Summative assessments are administered at the end of a learning programme or a specific time e.g. term, trimester, semester or end of academic year. It evaluates whether students have mastered the learning material as opposed to formative assessments. Assessment evidence allows teachers to ascertain whether the learning material, curriculum and teaching methods were effective. Standardised assessments ensure that all candidates perform to set standards. Very little empirical evidence is available to prove that summative assessments lead to improved student performance (Rosenshine, 2003; Yeh, 2007).


Contemporary teachers and policy makers prefer assessments which: display students’ thinking and problem solving abilities instead of discrete knowledge (Berlak et al., 1992; CSUP, 1992; Taylor, 1994; National Committee of Inquiry into Higher Education, 1997); ‘directly informs teaching’ (Nichols, 1994) and signifies meaningful, important and useful forms of human endeavour and competencies (Wiggins, 1989a).

The NCV EFAL2 First Paper (DHET, 2019) is a summative assessment which is used to determine whether a student has reached competency to progress to the next level.
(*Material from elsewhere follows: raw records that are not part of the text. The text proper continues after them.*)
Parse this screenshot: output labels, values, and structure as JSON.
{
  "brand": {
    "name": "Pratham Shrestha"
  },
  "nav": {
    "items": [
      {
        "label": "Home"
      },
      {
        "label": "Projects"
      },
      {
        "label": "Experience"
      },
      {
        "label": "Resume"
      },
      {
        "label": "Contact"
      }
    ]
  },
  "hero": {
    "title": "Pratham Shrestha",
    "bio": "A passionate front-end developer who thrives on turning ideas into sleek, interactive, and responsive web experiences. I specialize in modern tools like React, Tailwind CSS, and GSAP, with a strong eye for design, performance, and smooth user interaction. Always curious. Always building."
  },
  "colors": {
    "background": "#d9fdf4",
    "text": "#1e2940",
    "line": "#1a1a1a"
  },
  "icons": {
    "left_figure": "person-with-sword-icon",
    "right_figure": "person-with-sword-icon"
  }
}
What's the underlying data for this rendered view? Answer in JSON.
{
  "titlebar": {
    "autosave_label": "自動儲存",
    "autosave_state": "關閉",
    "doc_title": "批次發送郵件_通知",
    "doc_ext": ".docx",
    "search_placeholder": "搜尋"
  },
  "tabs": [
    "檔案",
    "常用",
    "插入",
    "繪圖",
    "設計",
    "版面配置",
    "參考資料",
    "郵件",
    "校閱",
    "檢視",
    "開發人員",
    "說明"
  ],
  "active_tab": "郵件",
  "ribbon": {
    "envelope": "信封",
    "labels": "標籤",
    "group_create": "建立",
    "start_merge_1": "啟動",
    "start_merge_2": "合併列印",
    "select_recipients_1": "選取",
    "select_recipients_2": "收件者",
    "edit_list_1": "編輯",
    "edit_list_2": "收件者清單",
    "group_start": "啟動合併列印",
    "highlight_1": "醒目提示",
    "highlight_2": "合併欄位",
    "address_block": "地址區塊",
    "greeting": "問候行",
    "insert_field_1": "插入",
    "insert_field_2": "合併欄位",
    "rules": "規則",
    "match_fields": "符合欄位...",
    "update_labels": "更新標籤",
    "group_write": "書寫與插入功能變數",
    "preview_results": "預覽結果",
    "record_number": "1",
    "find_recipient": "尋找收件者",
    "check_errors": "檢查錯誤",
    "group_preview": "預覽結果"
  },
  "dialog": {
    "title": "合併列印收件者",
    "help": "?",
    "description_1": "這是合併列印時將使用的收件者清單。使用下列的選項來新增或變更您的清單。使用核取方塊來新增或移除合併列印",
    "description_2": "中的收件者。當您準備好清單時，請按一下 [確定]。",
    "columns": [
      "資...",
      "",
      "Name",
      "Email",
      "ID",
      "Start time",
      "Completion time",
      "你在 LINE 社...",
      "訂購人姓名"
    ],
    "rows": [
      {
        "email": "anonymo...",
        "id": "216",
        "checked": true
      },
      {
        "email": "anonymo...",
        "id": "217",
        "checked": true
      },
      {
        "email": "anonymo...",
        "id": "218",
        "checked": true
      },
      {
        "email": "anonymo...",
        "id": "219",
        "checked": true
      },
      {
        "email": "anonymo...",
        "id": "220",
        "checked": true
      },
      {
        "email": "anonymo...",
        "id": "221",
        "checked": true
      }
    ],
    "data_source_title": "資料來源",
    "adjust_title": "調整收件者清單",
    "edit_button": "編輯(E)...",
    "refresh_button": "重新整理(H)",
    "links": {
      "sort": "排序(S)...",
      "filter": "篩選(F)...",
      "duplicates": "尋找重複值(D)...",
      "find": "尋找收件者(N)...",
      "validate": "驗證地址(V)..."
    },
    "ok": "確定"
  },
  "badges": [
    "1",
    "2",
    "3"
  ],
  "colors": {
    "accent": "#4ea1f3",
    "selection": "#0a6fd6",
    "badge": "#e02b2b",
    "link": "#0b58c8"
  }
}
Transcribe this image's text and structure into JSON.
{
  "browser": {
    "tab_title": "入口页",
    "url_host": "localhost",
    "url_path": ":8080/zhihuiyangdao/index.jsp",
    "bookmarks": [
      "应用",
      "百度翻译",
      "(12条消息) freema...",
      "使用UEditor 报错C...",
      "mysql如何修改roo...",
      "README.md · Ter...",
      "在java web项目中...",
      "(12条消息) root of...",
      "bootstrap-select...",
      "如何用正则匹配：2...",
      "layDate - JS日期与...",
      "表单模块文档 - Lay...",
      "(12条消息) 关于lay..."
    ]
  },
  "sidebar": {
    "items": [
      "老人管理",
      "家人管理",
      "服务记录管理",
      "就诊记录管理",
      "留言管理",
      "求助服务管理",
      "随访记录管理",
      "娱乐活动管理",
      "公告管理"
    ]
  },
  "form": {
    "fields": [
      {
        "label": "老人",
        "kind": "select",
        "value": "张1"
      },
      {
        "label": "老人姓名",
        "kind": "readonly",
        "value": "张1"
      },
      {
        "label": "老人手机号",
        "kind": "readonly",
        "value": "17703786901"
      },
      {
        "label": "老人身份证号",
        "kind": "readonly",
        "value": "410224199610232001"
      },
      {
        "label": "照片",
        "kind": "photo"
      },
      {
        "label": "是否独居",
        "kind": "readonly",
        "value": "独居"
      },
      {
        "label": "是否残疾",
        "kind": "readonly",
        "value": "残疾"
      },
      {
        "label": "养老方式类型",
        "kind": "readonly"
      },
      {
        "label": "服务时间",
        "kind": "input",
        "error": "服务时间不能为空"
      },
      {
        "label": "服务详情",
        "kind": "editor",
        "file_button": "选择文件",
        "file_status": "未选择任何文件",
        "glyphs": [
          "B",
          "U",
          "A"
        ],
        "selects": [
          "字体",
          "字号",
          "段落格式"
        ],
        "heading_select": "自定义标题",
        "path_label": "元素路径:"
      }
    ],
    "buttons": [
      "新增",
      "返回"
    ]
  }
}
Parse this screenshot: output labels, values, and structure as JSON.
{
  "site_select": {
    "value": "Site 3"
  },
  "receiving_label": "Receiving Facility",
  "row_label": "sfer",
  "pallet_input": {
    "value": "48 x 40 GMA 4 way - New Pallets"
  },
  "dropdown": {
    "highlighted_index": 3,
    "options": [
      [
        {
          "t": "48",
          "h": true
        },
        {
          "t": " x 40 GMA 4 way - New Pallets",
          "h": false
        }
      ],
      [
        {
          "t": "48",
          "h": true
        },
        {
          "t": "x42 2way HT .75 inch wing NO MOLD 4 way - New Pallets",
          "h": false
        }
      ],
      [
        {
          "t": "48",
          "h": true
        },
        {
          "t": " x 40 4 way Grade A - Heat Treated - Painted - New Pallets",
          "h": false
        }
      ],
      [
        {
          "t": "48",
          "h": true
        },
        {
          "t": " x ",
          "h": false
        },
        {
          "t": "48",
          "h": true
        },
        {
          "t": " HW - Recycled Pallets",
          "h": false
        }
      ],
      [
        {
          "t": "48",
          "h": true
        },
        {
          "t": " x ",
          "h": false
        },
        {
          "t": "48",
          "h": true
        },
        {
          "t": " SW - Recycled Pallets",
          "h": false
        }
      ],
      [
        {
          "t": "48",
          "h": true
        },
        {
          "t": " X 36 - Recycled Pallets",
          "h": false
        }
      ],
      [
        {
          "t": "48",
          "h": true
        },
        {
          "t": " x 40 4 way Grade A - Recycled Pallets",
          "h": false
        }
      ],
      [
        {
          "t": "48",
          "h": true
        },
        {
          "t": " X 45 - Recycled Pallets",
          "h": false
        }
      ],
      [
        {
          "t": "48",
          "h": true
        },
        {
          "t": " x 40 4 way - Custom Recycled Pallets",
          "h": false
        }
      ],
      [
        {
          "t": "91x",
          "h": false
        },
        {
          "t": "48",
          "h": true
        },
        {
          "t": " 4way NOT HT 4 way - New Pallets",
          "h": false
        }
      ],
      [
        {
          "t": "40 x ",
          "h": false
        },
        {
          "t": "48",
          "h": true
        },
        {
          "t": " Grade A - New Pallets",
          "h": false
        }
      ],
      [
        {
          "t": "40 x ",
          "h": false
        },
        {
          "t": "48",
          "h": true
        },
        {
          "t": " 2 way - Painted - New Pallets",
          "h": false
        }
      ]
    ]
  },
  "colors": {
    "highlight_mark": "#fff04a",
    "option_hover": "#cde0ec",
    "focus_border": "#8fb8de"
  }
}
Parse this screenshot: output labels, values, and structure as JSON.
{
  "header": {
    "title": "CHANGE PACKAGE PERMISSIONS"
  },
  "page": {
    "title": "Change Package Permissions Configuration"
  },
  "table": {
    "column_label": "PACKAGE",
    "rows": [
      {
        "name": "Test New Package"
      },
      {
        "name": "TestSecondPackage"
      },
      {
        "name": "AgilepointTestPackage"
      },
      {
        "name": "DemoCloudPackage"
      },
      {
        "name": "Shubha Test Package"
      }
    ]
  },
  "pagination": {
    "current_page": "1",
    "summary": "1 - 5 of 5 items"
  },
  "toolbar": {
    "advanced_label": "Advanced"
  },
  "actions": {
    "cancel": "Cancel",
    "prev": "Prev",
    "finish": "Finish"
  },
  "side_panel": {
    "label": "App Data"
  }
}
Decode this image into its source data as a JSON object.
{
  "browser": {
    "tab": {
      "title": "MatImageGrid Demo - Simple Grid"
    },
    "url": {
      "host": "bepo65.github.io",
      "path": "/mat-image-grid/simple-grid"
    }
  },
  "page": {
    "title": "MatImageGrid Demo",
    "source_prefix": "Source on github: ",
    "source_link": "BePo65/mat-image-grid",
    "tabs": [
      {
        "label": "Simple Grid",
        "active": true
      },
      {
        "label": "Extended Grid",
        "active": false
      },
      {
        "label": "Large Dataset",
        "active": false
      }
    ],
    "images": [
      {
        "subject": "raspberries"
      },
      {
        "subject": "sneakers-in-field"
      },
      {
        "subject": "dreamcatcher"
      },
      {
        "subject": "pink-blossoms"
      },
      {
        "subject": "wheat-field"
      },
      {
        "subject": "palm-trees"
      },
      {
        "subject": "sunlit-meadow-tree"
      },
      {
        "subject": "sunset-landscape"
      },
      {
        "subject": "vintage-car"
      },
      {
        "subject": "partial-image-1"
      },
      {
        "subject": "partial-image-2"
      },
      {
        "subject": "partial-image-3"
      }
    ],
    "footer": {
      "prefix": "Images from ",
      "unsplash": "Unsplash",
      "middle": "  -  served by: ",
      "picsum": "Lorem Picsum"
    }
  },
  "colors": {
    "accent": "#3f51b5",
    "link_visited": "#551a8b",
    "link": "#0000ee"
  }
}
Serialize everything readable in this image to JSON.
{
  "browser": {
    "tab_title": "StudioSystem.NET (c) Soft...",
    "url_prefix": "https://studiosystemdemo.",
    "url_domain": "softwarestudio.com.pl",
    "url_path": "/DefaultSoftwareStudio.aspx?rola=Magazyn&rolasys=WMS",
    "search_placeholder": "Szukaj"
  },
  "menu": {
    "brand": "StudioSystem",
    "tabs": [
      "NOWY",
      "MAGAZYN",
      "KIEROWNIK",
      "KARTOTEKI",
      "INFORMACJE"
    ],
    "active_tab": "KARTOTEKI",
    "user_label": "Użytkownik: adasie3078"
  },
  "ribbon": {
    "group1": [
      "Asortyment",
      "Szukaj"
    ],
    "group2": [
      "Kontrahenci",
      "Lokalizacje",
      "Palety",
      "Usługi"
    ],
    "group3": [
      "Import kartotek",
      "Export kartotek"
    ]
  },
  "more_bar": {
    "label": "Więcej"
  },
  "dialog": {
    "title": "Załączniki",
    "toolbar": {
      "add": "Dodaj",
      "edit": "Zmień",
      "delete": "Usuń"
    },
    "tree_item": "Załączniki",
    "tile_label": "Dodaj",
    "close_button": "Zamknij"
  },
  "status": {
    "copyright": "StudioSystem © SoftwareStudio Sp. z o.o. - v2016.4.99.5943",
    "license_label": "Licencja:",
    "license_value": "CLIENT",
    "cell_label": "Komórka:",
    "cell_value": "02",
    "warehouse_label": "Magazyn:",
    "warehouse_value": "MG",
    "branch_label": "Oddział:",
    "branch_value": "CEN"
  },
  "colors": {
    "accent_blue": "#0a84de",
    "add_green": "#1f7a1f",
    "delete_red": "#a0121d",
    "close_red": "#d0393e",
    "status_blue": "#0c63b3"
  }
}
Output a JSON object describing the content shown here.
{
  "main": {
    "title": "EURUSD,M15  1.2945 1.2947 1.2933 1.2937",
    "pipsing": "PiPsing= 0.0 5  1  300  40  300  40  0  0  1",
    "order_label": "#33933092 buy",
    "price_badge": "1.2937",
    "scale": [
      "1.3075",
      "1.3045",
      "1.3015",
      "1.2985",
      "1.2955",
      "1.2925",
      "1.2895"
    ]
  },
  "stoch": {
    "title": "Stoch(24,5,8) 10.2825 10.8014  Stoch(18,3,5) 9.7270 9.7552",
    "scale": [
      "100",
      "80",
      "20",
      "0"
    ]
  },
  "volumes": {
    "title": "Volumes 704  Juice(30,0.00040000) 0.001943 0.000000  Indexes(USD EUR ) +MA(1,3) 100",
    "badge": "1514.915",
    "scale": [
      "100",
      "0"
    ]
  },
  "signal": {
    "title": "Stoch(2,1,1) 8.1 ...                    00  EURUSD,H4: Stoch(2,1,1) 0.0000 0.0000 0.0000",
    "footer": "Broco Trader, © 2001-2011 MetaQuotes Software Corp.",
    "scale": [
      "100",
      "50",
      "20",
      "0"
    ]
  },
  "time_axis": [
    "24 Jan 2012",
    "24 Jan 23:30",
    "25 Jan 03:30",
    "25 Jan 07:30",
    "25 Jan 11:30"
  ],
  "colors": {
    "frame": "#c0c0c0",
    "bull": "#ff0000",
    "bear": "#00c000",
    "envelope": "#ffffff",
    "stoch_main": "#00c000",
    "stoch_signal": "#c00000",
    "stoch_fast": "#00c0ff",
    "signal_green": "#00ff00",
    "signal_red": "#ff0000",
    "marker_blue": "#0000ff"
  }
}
This assessment is based on some form of grading which is objective and externally verifiable. Therefore there is a marking guideline, which also allows for alternate responses with a mark allocation as scripts are marked internally at the different campuses across the country. Assessment requirements are available to teachers and must be disseminated to students, preferably at the beginning of the academic year. A list of instructions is available on the cover and the second page of the assessment. Candidates are able to see the subject, code, date, time on the cover page of the script-this helps them to ensure that they are writing the correct paper.

Prior to the assessment, candidates are provided with what is required- examination permit, date and time of assessment, venue and seat allocation to name but a few. If a candidate disputes the results, he/she may request a re-mark or re-check of the assessment and/or view the assessment. There is however a cost involved and it might exclude those candidates who may not have the economic power but who feel aggrieved. If the internal moderator detects a variance of 5% of 50 of the moderated assessments, it compels the assessor to remark the whole batch.

At the different examination centres, arrangements are made to ensure that evidence which is submitted is in actual fact the candidate’s own work. Examination rules are in the answer booklet and that to a certain inform candidates to refrain from copying another candidate’s responses and to present their own responses.